The way to determine search direction distinguishes steepest descent algorithm and the Newton algorithm. Different stopping rules and step sizes can be mixed and matched with both algorithms.

## Steepest Descent algorithm for unconstrained optimization

In the steepest descent algorithm, the search direction is determined by the negative of the gradient $-\nabla f(x)$.

### Code in Python

Let us use a simple stopping rule, where we stop when the change is not bigger than precision and step size is constant. 

In [100]:
def steepest_descent(f,start,step,precision):
    f_old = float('Inf')
    x = np.array(start)
    steps = []
    f_new = f(x)
    while abs(f_old-f_new)>precision:
        f_old = f_new
        d = -np.array(ad.gh(f)[0](x))
        x = x+d*step
        f_new = f(x)
        steps.append(list(x))
    return x,f_new,steps

###Solve the problem using the Python function

In [117]:
start = [2.0,-10.0]
(x_value,f_value,steps) = steepest_descent(f_simple,start,0.2,0.0001)
print "Optimal solution is ",x_value

Optimal solution is  [ 5.         -5.00653035]


Plot the steps of solving

In [102]:
import matplotlib.pyplot as plt

def plot_2d_steps(steps,start):
    myvec = np.array([start]+steps).transpose()
    plt.plot(myvec[0,],myvec[1,],'ro')
    for label,x,y in zip([str(i) for i in range(len(steps)+1)],myvec[0,],myvec[1,]):
        plt.annotate(label,xy = (x, y))
    return plt

In [111]:
plot_2d_steps(steps,start).show()

##Newton's method

Based on setting the research direction as $-[Hf(x)]^{-1}\nabla f(x)$.

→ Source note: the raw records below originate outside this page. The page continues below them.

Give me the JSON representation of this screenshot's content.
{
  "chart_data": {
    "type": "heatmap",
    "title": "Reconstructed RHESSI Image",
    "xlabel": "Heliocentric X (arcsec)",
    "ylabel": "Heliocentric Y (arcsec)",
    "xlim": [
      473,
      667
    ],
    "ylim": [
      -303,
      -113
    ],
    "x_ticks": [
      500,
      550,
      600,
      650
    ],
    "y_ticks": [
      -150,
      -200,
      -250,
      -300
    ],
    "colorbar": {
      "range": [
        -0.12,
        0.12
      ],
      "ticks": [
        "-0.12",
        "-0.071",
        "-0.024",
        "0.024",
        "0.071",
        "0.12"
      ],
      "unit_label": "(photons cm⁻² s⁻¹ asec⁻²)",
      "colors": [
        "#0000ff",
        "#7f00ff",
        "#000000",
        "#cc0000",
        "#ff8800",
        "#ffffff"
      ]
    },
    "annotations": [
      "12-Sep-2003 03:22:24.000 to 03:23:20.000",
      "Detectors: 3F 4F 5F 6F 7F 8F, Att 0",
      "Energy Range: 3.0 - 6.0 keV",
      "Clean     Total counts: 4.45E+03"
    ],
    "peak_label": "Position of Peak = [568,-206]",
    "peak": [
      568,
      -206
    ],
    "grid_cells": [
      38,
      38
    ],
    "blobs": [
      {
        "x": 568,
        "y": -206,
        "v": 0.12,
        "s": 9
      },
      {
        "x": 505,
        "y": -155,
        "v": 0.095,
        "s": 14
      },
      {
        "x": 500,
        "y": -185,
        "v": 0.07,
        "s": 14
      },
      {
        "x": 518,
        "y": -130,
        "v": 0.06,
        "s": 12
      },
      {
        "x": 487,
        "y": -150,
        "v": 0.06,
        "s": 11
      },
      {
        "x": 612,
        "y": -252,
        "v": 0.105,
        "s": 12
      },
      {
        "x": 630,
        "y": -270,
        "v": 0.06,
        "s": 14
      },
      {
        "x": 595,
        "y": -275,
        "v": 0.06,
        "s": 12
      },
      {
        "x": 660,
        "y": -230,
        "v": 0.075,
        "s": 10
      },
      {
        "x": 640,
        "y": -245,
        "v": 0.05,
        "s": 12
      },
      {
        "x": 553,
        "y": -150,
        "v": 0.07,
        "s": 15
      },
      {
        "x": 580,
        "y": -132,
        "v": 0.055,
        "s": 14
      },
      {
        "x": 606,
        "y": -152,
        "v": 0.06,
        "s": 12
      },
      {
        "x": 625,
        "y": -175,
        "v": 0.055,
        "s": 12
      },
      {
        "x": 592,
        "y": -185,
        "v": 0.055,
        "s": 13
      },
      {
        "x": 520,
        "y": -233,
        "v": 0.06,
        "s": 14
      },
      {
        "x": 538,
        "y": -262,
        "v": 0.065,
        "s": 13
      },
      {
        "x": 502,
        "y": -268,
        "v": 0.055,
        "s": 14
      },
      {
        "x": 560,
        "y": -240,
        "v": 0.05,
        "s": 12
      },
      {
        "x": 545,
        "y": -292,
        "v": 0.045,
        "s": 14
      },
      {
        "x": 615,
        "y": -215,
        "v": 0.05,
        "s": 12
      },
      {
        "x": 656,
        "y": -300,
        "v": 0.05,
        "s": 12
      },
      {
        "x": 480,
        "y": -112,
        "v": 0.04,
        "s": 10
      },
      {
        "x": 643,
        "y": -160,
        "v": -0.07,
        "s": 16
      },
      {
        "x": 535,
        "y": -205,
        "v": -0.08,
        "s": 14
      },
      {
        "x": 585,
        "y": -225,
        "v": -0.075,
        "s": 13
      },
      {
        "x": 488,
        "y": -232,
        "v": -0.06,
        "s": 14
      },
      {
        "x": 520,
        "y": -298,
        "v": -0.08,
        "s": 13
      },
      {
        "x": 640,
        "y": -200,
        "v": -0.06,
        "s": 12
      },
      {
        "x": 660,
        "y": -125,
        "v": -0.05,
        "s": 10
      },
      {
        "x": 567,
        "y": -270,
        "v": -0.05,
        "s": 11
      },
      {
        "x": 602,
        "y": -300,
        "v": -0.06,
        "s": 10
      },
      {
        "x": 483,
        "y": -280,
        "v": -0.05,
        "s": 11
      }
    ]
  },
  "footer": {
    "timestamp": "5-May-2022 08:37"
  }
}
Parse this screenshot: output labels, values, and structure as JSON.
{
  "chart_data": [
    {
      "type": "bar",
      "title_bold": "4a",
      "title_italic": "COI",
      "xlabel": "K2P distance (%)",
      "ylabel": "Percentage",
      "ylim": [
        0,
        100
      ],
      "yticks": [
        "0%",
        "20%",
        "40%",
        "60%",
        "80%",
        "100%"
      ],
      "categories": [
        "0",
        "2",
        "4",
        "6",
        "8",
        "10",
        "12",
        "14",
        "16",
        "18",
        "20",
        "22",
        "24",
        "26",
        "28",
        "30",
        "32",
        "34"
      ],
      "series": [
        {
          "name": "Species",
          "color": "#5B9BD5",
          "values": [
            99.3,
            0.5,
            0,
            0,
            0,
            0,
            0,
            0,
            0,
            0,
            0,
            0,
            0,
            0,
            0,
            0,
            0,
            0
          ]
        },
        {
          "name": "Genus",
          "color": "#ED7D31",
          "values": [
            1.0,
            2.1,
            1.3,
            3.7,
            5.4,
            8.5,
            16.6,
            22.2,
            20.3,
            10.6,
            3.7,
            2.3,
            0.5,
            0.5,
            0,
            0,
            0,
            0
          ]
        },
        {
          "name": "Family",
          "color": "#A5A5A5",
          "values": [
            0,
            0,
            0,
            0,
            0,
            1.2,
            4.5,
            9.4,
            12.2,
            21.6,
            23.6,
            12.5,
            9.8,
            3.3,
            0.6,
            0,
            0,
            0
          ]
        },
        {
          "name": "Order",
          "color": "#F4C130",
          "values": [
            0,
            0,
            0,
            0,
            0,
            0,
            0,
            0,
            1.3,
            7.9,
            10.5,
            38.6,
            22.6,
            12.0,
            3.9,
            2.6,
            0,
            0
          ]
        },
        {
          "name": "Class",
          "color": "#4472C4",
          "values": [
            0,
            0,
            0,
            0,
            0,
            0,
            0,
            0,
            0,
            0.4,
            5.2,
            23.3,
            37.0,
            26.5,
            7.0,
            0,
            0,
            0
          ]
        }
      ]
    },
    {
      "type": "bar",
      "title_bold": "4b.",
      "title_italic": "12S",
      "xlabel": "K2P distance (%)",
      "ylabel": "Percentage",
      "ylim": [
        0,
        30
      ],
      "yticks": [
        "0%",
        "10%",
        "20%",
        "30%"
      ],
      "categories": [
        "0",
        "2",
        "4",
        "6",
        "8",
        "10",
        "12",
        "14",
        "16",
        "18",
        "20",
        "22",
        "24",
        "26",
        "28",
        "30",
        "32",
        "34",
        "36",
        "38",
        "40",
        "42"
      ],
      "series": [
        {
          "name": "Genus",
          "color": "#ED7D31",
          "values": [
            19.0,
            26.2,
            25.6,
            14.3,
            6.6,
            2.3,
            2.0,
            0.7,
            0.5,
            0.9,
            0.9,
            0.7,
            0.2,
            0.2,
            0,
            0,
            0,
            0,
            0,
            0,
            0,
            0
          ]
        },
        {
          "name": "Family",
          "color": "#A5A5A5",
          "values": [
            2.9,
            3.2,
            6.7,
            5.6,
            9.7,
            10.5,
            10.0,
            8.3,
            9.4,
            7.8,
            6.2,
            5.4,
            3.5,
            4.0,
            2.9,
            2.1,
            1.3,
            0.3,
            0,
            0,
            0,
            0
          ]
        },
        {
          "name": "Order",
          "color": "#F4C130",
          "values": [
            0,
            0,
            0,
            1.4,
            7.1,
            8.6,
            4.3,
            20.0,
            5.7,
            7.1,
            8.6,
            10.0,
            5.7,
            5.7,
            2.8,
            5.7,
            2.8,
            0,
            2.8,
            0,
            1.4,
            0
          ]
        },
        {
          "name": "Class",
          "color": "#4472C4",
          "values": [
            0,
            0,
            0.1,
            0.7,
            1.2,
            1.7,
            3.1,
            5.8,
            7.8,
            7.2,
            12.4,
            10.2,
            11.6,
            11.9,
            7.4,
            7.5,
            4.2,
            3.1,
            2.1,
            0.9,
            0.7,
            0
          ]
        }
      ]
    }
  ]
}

In one-dimensional case, it is easy to see that since
$$f(x+\Delta x)\approx f(x)+f'(x)\Delta x+\frac12f''(x)\Delta x^2$$
with the Taylor series.

We want to find $x$ such that $f(x)$ is at minimum and, thus, we seek to solve the equation that sets the derivative of this expression with respect to $\Delta x$ equal to zero:

$$ 0 = \frac{d}{d\Delta x} \left(f(x_n)+f'(x_n)\Delta x+\frac 1 2 f''(x_n) \Delta x^2\right) = f'(x_n)+f'' (x_n) \Delta x.$$

The solution of the above equation is $\Delta x=-f'(x)/f''(x)$. Thus, the best approximation of $x$ as the minimum is $x-f'(x)/f''(x)$.


In [92]:
def newton(f,start,step,precision):
    f_old = float('Inf')
    x = np.array(start)
    steps = []
    f_new = f(x)
    while abs(f_old-f_new)>precision:
        f_old = f_new
        H_inv = np.linalg.inv(np.matrix(ad.gh(f)[1](x)))
        d = (-H_inv*(np.matrix(ad.gh(f)[0](x)).transpose())).transpose()
        x = np.array(x+d*step)[0] #Change the type back to array so that we can use it in our function
        f_new = f(x)
        steps.append(list(x))
    return x,f_new,steps

In [118]:
start = [2.0,-10.0]
(x_value,f_value,steps) = newton(f_simple,start,1,0.01)
print "Optimal solution is ",x_value

Optimal solution is  [ 5. -5.]


In [98]:
plot_2d_steps(steps,start).show()

In [20]:
import test_problems

In [21]:
test_problems.rosenbrock(start)

12101.0

In [25]:
(x_value,f_value,steps) = steepest_descent(test_problems.rosenbrock,start,0.1,1e-10)

In [30]:
print [start]+steps

[[2.0, -10.0], [-438.20000000000005, 210.0], [3385118541.1600018, 3853942.8000000007], [-1.5516066618863538e+30, 2.2918055061862639e+20], [1.4941868092114043e+92, 4.8149664664202277e+61], [nan, nan]]